The dad, an affable gentleman who was also in the Information Technology field like me, and who couldn't care less about talking shop with a colleague. He wanted to know more about this game which his son was so mysteriously drawn to. At each practice, and at every game, the dad would eventually single me out and ask me a question about what the kids were doing on the field.

"Right now" I would tell him, "these kids are just learning. The coaches aren't counting balls and strikes, half of them are milling around the field looking for insects or for rocks to toss at their friends, and the final score could end up being 59 to 58." He didn't get it. Immediately he started ranting about what a great game cricket is compared to baseball. It was then that I sensed that he was a "cricket snob" as he would sneer and shake his head when I'd tell him about base running strategy, or different ways pitchers pitch to right-handed or left-handed batters, or whatever. His response would always be something along the lines of "In cricket, you don't have to..." and that's where I'd tune him out. The guy was a bore who wouldn't listen, and I'm too dignified to get into an argument about which game was "better".

He didn't know this, but when I was a police officer, I would sit in my patrol car and watch organized cricket games played on the field behind the Edgemere Houses in Far Rockaway. These guys were really good, and I had fun being a spectator to this interesting game played with a ball and a stick much like the game of baseball. These players, recent immigrants, I learned, were proud to show off their skills to "newbies" like me. They had crisp, white uniforms; they they tended to the lawns, and had traveling teams. I still don't know much about the game, but I know it is a serious sport which means an awful lot to many different people. That is why I resented it when this father would make comments about how superior cricket was to baseball without knowing anything about the sport. If I sat nearby the field in Edgemere spouting ignorant comments about cricket to the passionate fans who cheered their teams, what would that make me? This man, to me, was doing the equivalent of that.

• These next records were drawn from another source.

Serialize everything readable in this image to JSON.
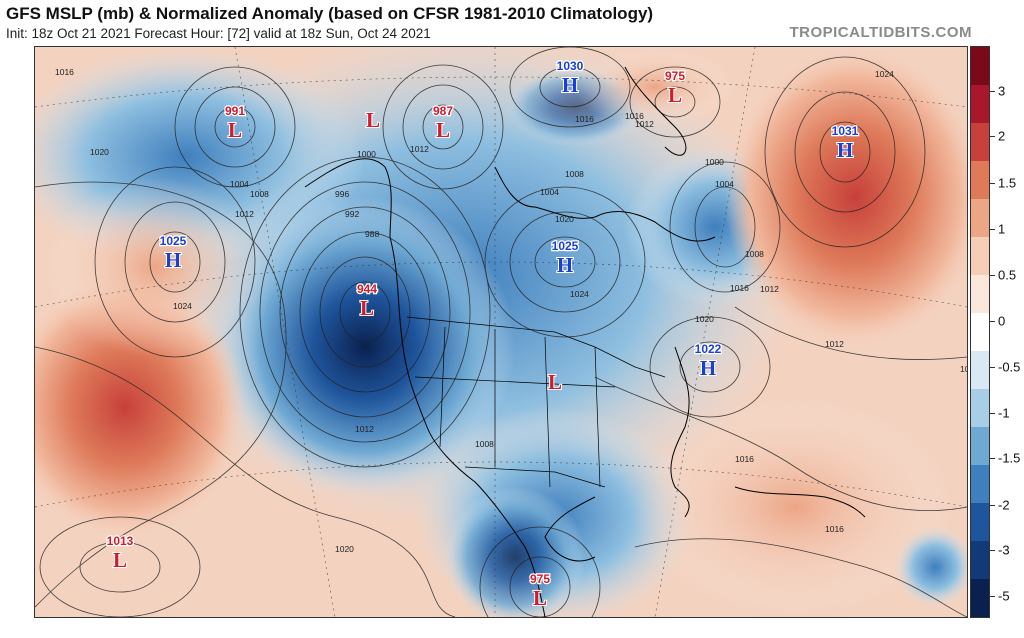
{
  "header": {
    "title": "GFS MSLP (mb) & Normalized Anomaly (based on CFSR 1981-2010 Climatology)",
    "subtitle": "Init: 18z Oct 21 2021   Forecast Hour: [72]   valid at 18z Sun, Oct 24 2021",
    "credit": "TROPICALTIDBITS.COM"
  },
  "pressure_centers": [
    {
      "type": "L",
      "value": "991",
      "color": "#d11a2a"
    },
    {
      "type": "L",
      "value": "",
      "color": "#d11a2a"
    },
    {
      "type": "L",
      "value": "987",
      "color": "#d11a2a"
    },
    {
      "type": "H",
      "value": "1030",
      "color": "#1a3fd1"
    },
    {
      "type": "L",
      "value": "975",
      "color": "#d11a2a"
    },
    {
      "type": "H",
      "value": "1031",
      "color": "#1a3fd1"
    },
    {
      "type": "H",
      "value": "1025",
      "color": "#1a3fd1"
    },
    {
      "type": "L",
      "value": "944",
      "color": "#d11a2a"
    },
    {
      "type": "H",
      "value": "1025",
      "color": "#1a3fd1"
    },
    {
      "type": "H",
      "value": "1022",
      "color": "#1a3fd1"
    },
    {
      "type": "L",
      "value": "",
      "color": "#d11a2a"
    },
    {
      "type": "L",
      "value": "1013",
      "color": "#d11a2a"
    },
    {
      "type": "L",
      "value": "975",
      "color": "#d11a2a"
    }
  ],
  "isobar_labels": [
    "1016",
    "1020",
    "1024",
    "1012",
    "1008",
    "1004",
    "1000",
    "996",
    "992",
    "988",
    "1012",
    "1016",
    "1008",
    "1004",
    "1020",
    "1024",
    "1016",
    "1012",
    "1000",
    "1004",
    "1008",
    "1012",
    "1016",
    "1020",
    "1016",
    "1012",
    "1008",
    "1016",
    "1012",
    "1016",
    "1020",
    "1024"
  ],
  "colorbar": {
    "ticks": [
      "3",
      "2",
      "1.5",
      "1",
      "0.5",
      "0",
      "-0.5",
      "-1",
      "-1.5",
      "-2",
      "-3",
      "-5"
    ],
    "colors": [
      "#7a0a1a",
      "#a8182a",
      "#c7403a",
      "#de7a5a",
      "#eca585",
      "#f6cdb6",
      "#fbe8dc",
      "#ffffff",
      "#d8e8f4",
      "#a8cde6",
      "#6fa9d3",
      "#3f7fbd",
      "#1f559c",
      "#123a78",
      "#0a2150"
    ]
  }
}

At the final game of the little league "season" for my seven year old son's team, the "Cricket Dad" as I would call him sauntered up to me with his hands behind his back in an attempt to goad me into another baseball-cricket confrontation. Maybe he enjoyed this sort of banter, I thought. Perhaps his anti-baseball repertoire and his love for cricket afforded him the same pleasure that's often found between Mets/Yankees, or Red Sox/Yankees fans. I decided to give him a second chance. It was then he told me that during the week he managed to watch both a Yankee game and a Mets game on TV. He was pleased that the announcers helped to explain the game and I told him that the networks employ former players as analysts. Once again, he began to pepper me with questions about the game, but his attitude changed. Gone was his distaste for baseball. It didn’t hurt that his son had a natural talent for playing and he had several key hits in recent games. The coaches often told the father that his son “could play.” Possibly that was the catalyst he needed to appreciate baseball. In much the same way I am uninformed about cricket, I wouldn’t begrudge anyone loving their sport. The man was becoming more likable in my eyes because of his sudden objective curiosity.

At that point, I was more eager to talk baseball with him even if he only had a rudimentary understanding of the game because his heart was in it. He wanted to know what the announcer of one particular game meant when he said that “There are no secrets in baseball.” After giving details to him about advanced scouting, the use of video, and pitchers having to make adjustments to pitch to a batter as the batter makes adjustments to the pitcher he’s facing, and teams play the field to the way a batter hits, etc. He sighed in frustration and asked “If everyone knows how the other person plays, then how can one team lose to the other? It doesn’t make sense." I smiled, and I felt a bit of ashamed of myself for answering him the way I did because I disliked his cricket snobbery. Looking him in the eye, I said, “That’s what makes baseball so great. On any day, any team can beat any team.”

The dad shook his head, but I could tell he was hooked. He looked like he had another question, but it had to wait because just then, my son hit a double.